In December of 2016, Jason Gibbs, also a hymenopterist with a focus instead on wild bees, took on the position of curator for the museum. Since his arrival, the bee collection has grown by more than 60,000 specimens, largely through biodiversity survey efforts of his students. Knowledge of the provincial bee fauna has grown extensively with more than 100 new provincial records detected. He transferred the collections database to modern SQL format and added tens of thousands of new records to the database. Jason’s research also involves molecular systematics. In conjunction with Indigenous Scholar and assistant professor Kyle Bobiwash, he obtained new CFI funding to build the capacity of the Department’s molecular facilities. Each year he continually renews the Museums drawer supply and promptly fills them with new acquisitions. With Jordan Bannerman and Terry Galloway, he hopes to revitalize the wet collection through the replacement of old vials and ethanol.
Through these times of change, museum activities relied heavily on technical support on many levels. Dave Holder has been a key technician in the department for more than 30 years, and has often served many important roles in the museum. He has built, repaired and maintained infrastructure and guaranteed that shipments of borrowed specimens were carefully packed and shipped to source museums. He developed sufficient taxonomic expertise to assist in identification of certain groups of insects and in training and helping graduate students with their identifications. 

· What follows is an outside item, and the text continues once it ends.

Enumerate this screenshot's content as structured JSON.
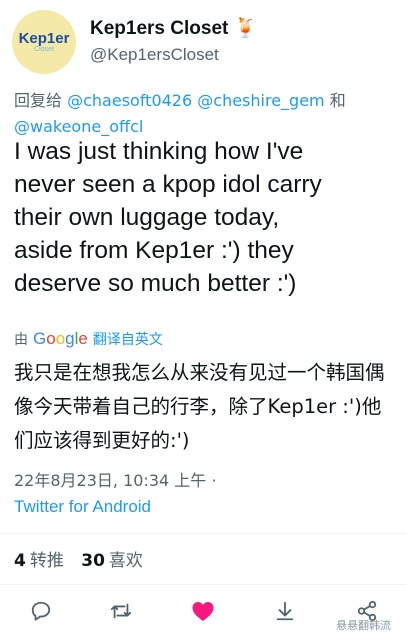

Donations have always been an important part of the Museum acquisitions. For example, John Christie, a former undergraduate student in the Department of Entomology and a licensed trapper, has contributed ectoparasites, especially fleas, to the collection for decades. His brother William donated a large butterfly collection from Red Rock Lake, which spanned decades of effort. Richard Westwood has donated butterflies and moths, as well as provided his curatorial expertise on the group. Bob Wrigley and Todd Lawton have donated thousands of specimens over many years, and have supplemented the collection of tiger beetles. The Museum recently obtained the extensive collections of William Preston and Walter Krivda. It is hard to beat the raw enthusiasm of young collectors, and those students striving to obtain that elusive A+. Collections submitted in our senior level course, Manitoba Insect Fauna, always turn out to be good as gold as a source of interesting records for the province. In 2011, Patrick Dean Terenchuk donated professionally mounted specimens that he had prepared or purchased as a hobby. The graduate students sold many of these specimens to the public for Christmas, which helped raise money for a new imaging system in the museum and provided gifts to foster enthusiasm for entomology for young and old alike.

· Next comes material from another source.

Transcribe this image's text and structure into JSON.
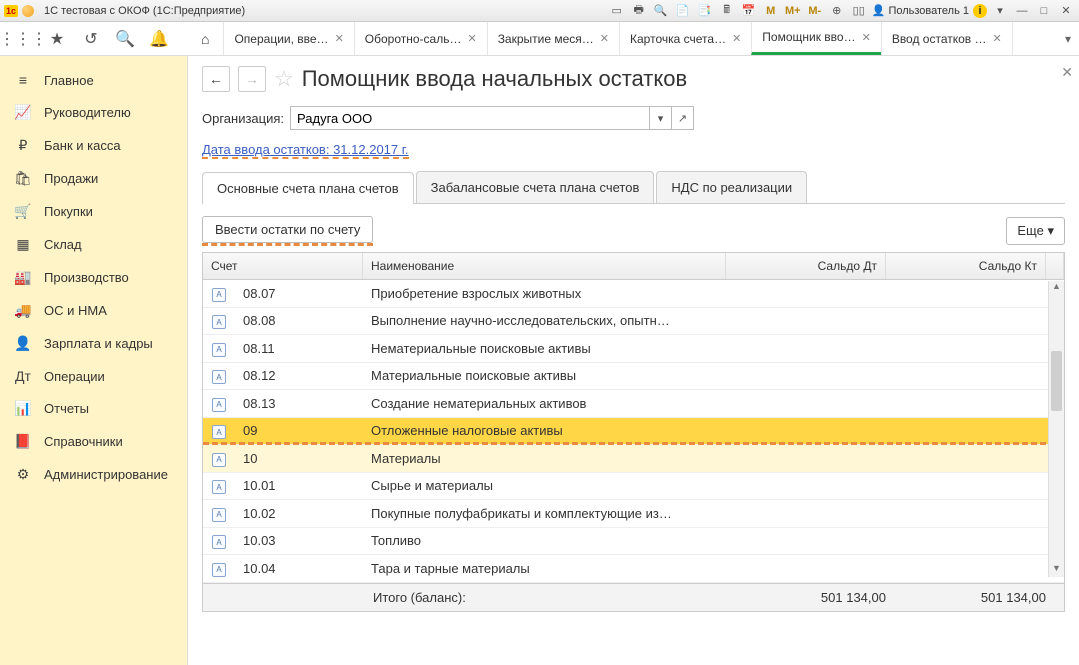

At the beginning of a new era for the Museum, the name was officially changed in 2011 to the J.B. Wallis/R.E. Roughley Museum of Entomology, and we held an informal dedication ceremony on 27 March, 2012. The official acronym changed from JBWM to WRME (affectionately pronounced Worm-ee). The WRME continues to grow and support the three essential pillars in the Department, i.e., research, teaching and extension.